Encryption & Security

Security is a design principle at Zlyqor, not an afterthought. This page documents how we protect your data at rest, in transit, and throughout our infrastructure — from the moment you type your password to the moment your data is stored on disk.

1. Data in Transit

All data transmitted between your browser or desktop app and our servers is encrypted using TLS 1.3 — the current industry standard. We enforce HTTPS for all connections and use HTTP Strict Transport Security (HSTS) to prevent protocol downgrade attacks. Connections over legacy TLS versions (1.0 and 1.1) are explicitly rejected. Our TLS certificates are issued by a trusted Certificate Authority and are automatically renewed before expiry to ensure continuous encryption coverage.

2. Data at Rest

All data stored in our MongoDB database is encrypted at rest using AES-256 — the Advanced Encryption Standard with a 256-bit key, widely adopted for its combination of performance and cryptographic strength. Encryption is applied at the infrastructure (volume) level by our hosting provider, meaning the underlying storage media is encrypted independently of the application layer.
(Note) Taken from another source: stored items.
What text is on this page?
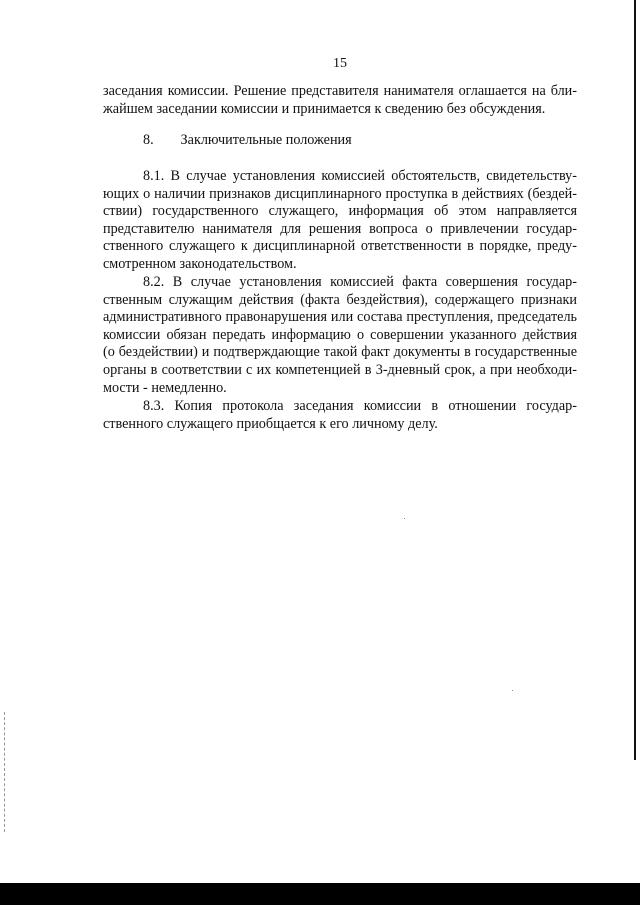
15
заседания комиссии. Решение представителя нанимателя оглашается на бли-
жайшем заседании комиссии и принимается к сведению без обсуждения.
8. Заключительные положения
8.1. В случае установления комиссией обстоятельств, свидетельству-
ющих о наличии признаков дисциплинарного проступка в действиях (бездей-
ствии) государственного служащего, информация об этом направляется
представителю нанимателя для решения вопроса о привлечении государ-
ственного служащего к дисциплинарной ответственности в порядке, преду-
смотренном законодательством.
8.2. В случае установления комиссией факта совершения государ-
ственным служащим действия (факта бездействия), содержащего признаки
административного правонарушения или состава преступления, председатель
комиссии обязан передать информацию о совершении указанного действия
(о бездействии) и подтверждающие такой факт документы в государственные
органы в соответствии с их компетенцией в 3-дневный срок, а при необходи-
мости - немедленно.
8.3. Копия протокола заседания комиссии в отношении государ-
ственного служащего приобщается к его личному делу.
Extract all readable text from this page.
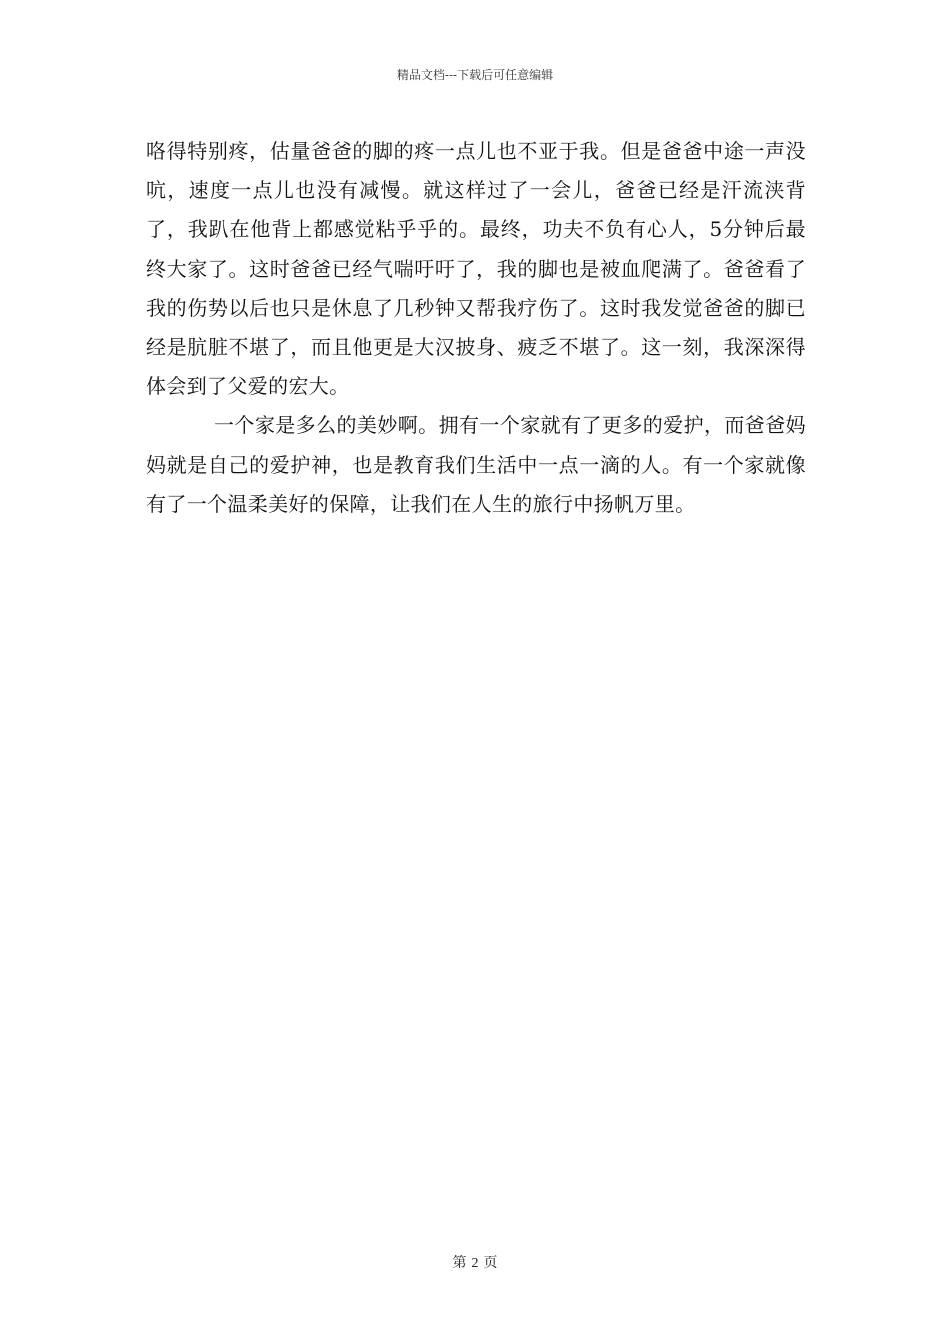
精品文档---下载后可任意编辑

咯得特别疼，估量爸爸的脚的疼一点儿也不亚于我。但是爸爸中途一声没吭，速度一点儿也没有减慢。就这样过了一会儿，爸爸已经是汗流浃背了，我趴在他背上都感觉粘乎乎的。最终，功夫不负有心人，5分钟后最终大家了。这时爸爸已经气喘吁吁了，我的脚也是被血爬满了。爸爸看了我的伤势以后也只是休息了几秒钟又帮我疗伤了。这时我发觉爸爸的脚已经是肮脏不堪了，而且他更是大汉披身、疲乏不堪了。这一刻，我深深得体会到了父爱的宏大。

一个家是多么的美妙啊。拥有一个家就有了更多的爱护，而爸爸妈妈就是自己的爱护神，也是教育我们生活中一点一滴的人。有一个家就像有了一个温柔美好的保障，让我们在人生的旅行中扬帆万里。

第 2 页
Encryption keys are managed separately from the encrypted data, following the principle of key separation to prevent a single point of compromise.

3. Password Security

User passwords are never stored in plaintext — not in the database, not in logs, not anywhere. We use the bcrypt hashing algorithm with a cost factor of 12, which deliberately makes brute-force attacks computationally expensive. Each password hash includes a unique salt, preventing rainbow-table attacks. When you reset your password, the previous hash is invalidated immediately. We enforce a minimum password length and compare new passwords against a curated list of known-breached credentials to prevent the use of commonly compromised passwords.

4. Authentication Tokens

Zlyqor uses JWT (JSON Web Tokens) for session management. Our token implementation follows security best practices:

• Stored in HTTP-only, Secure, SameSite=Strict cookies — not in localStorage or sessionStorage, making them inaccessible to JavaScript and resistant to XSS attacks
• Short-lived by default — tokens expire after 7 days and are not silently renewed without user interaction
• Immediately invalidated on logout or password change — there is no grace period where an old token remains valid
• Signed with a secret key that is stored securely in environment variables and rotated periodically

We do not use OAuth or delegate authentication to third-party identity providers — all credentials are handled directly by Pristren, giving you full control over your account security without external dependencies.

5. Desktop Agent Privacy

The Zlyqor Agent (desktop app) collects only what is necessary for time tracking:

• Active application name (e.g., "Visual Studio Code")
• Window title (e.g., "project.ts — MyProject")
• Active, idle, and focus time durations

The Agent does not take screenshots, record audio or video, log keystrokes, read clipboard content, access file contents, or transmit any sensitive screen data. All collected data is transmitted to our servers over TLS and is immediately visible to you in your Tracking dashboard. You can pause or stop the Agent at any time from the menu bar icon.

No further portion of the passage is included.